My daughter (crazy lady with knife) recalled the lost potato incident. Smelled like a dead body when the Lil’wrekker found it in the hall closet.

So Butch had to be caught.

He got to the end of the hall and part way up the stairs and the onion became too heavy for his round head and teeny legs to haul up the to the top. And he just gave up. My daughter said he looked sad when he woefully watched the onion roll down the steps.

He was chastised a bit, but she felt sorry for him, he was feeling the burn of the onion juice in his mouth and kept pawing at his face.
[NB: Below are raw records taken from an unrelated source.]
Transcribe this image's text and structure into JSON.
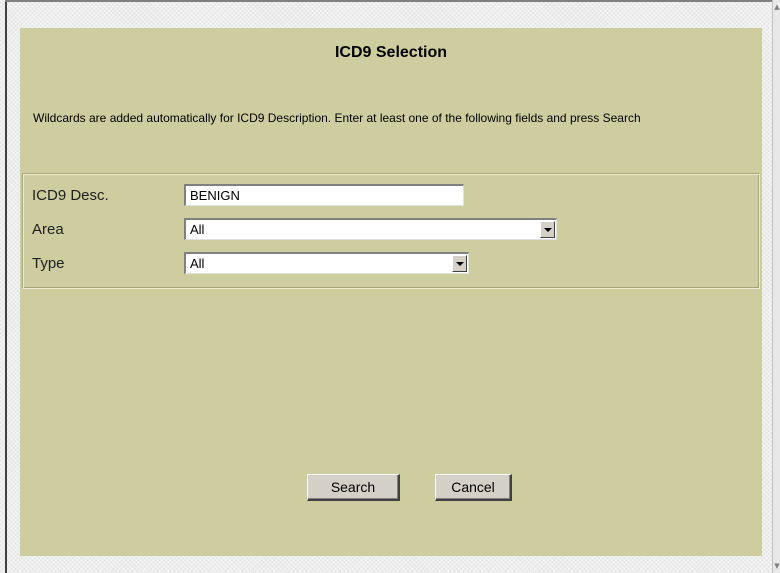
{
  "dialog": {
    "title": "ICD9 Selection",
    "instructions": "Wildcards are added automatically for ICD9 Description. Enter at least one of the following fields and press Search"
  },
  "fields": {
    "icd9_desc": {
      "label": "ICD9 Desc.",
      "value": "BENIGN"
    },
    "area": {
      "label": "Area",
      "selected": "All"
    },
    "type": {
      "label": "Type",
      "selected": "All"
    }
  },
  "buttons": {
    "search": "Search",
    "cancel": "Cancel"
  },
  "colors": {
    "panel": "#cdcd9f",
    "button_face": "#d4d0c8"
  },
  "icons": {
    "scroll_up": "▲",
    "scroll_down": "▼"
  }
}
I don’t think he’ll be grabbing “aromatic balls” any more.

Butch is a Chihuahua?

Tell me that he grabbed a Spanish onion.

I’ve never considered Chihuahuas to be particularly smart dogs. I bet that Bayliss – a proper dog – was either watching the proceedings with amusement, or was somewhere upstairs innocently having a nice nap. :dog_face:

Bayliss the tailless does have a bit of a nosy side.

He is always amused at the “littles”(his word for the Chihuahuas)antics. He was following along. Did make a “woof” or two.

Yes @Spoons Butch and the Sundance kid are the Chihuahuas. Actually my daughter’s doggies.

I personally changed their names. Their former names were just embarrassing. I made the exec decision to do it. Surprisingly, well maybe not “surprise” so much, they don’t care. And will come to any name if you chirp it out in a sing song voice and possibly have a treat.

Yet another phrase not to use in polite(or even impolite)company.

Why not? I mean NPR does segments on Schweddy Balls

AH!! :rofl:

No kidding! I remember once that just one potato found its way out of the bag I had underneath the sink and rolled out of sight towards the back. One day I came home and smelled something vile. I opened up the cabinet door and started gagging. Yep, it was that one lone potato, or at least its rotting remains.